ESPYS 2013: Ranking the Biggest Snubs and Surprises from LA

Donald Wood@@Donald_WoodFeatured ColumnistJuly 18, 2013

LOS ANGELES, CA - JULY 17:  Host Jon Hamm speaks onstage at The 2013 ESPY Awards at Nokia Theatre L.A. Live on July 17, 2013 in Los Angeles, California.  (Photo by Frederick M. Brown/Getty Images for ESPY)
Frederick M. Brown/Getty Images

The 2013 ESPY Awards ceremony from Los Angeles was the ultimate celebration of sports, but it wasn’t without its fair share of snubs and surprises.

All of the voting for the following categories could have gone a different way, but the fans made their collective voice clear and chose the athletes they enjoyed the most.

The popular vote doesn’t necessarily mean it was the right selection, though.

Here are the biggest snubs and surprises from this always-entertaining event.

Biggest Snubs

No. 1 Biggest Snub: Sebastian Vettel

Best Driver ESPY Winner: Ryan Hunter-Reay

Candidates: Ryan Hunter-Reay (IndyCar), Tony Kanaan (IndyCar), Brad Keselowski (NASCAR), Sebastian Vettel (Formula One)

While there is no discounting how talented Ryan Hunter-Reay is as a driver and what he accomplished by winning the 2012 IndyCar series championship, the best driver of the last year was Sebastian Vettel in Formula One.

Not only did Vettel win the Formula One championship for the third straight year—five overall wins in 2012 and four thus far in 2013—but he is currently leading the standings once again and is heading toward another title.

Hunter-Reay is in third in the point standings this year, but his success does not compare to the dominance of Vettel in Formula One. With the lack of focus on F1 in the United States, this was a robbery.

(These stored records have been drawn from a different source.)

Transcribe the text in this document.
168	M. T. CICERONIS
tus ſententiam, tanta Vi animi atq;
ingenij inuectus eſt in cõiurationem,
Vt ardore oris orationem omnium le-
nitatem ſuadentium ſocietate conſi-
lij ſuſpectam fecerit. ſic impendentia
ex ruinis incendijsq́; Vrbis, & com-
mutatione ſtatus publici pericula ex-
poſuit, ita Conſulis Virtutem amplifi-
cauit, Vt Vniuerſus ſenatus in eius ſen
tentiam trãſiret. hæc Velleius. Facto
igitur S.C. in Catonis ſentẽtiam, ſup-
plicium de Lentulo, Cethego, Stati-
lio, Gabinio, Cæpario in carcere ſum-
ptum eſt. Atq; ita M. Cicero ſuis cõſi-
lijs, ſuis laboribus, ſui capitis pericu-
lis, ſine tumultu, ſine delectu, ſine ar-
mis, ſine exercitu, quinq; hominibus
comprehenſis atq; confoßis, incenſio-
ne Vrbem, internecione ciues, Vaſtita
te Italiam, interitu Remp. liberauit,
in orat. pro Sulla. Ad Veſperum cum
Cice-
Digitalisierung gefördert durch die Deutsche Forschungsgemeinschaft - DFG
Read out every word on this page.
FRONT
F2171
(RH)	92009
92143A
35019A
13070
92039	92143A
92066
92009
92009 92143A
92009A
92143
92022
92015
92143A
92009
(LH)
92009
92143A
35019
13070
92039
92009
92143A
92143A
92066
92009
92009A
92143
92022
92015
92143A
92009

No. 2 Biggest Snub: Manny Pacquiao's KO Loss

Best Upset ESPY Winner: Florida Gulf Coast over Georgetown

Candidates: Florida Gulf Coast over Georgetown (Men's NCAA Basketball), Louisville over Baylor (Women's NCAA Basketball), Marquez over Pacquiao (Boxing), Texas A&M over Alabama (College Football)

Watching Florida Gulf Coast’s run in the NCAA tournament and the team’s victory over Georgetown was exhilarating as a sports fan, but there was no bigger upset over the last year than the knockout of Manny Pacquiao.

As one of the greatest boxers of all time, Pacquiao was coming into his fight with longtime rival Juan Manuel Marquez looking to avenge a tough decision loss.

Instead of finding redemption, Pac-Man was knocked out in brutal fashion.

There are huge upsets in NCAA basketball all the time—this was the seventh time a No. 15 seed upset a No. 2 seed, per Jeff Eisenberg of Yahoo! Sports—but devastating knockouts in boxing to bona fide legends are something much more special.

Biggest Surprises

No. 1: Best Coach/Manager, Rick Pitino

Candidates: Bruce Arians (Indianapolis Colts), Geno Auriemma (UConn Women's Basketball), John Danowski (Duke Lacrosse), Rick Pitino (Louisville Men's Basketball), Erik Spoelstra (Miami Heat)

While the Miami Heat and the individual players were all over the award ceremony, head coach Erik Spoelstra was not the winner of the Coach of the Year ESPY. That award was given to Louisville men’s basketball coach Rick Pitino.

Pitino took his Cardinals to the 2013 National Championship game and walked out as champions. While his accomplishments were impressive, the entire cast of characters nominated deserved to win.

In what turned out to be the most unpredictable category, Pitino shocked many fans by winning the ESPY, but there is no question that he fully deserves the honor. It was a very close race for the victory.

No. 2: Best Fighter, Floyd Mayweather Jr.

Candidates: Canelo Alvarez (Boxing), Danny Garcia (Boxing), Jon "Bones" Jones (MMA), Floyd Mayweather Jr. (Boxing), Anderson Silva (MMA)

The fans came out in force for veteran boxer Floyd Mayweather Jr., and while it's not a total surprise to have the crowd favorite win, the fact that he beat out UFC champion Jon Jones for the honor was a bit of a shocker.

Mayweather only had one pay-per-view fight since the last ESPYS, and it was a decision victory. Jones has main-evented two PPVs and beaten Vitor Belfort and Chael Sonnen via submission and TKO respectively.

With Mayweather’s mediocre performance against Robert Guerrero—the undefeated champion did just enough to earn the win—Jones should have won the award. There is always next year, though.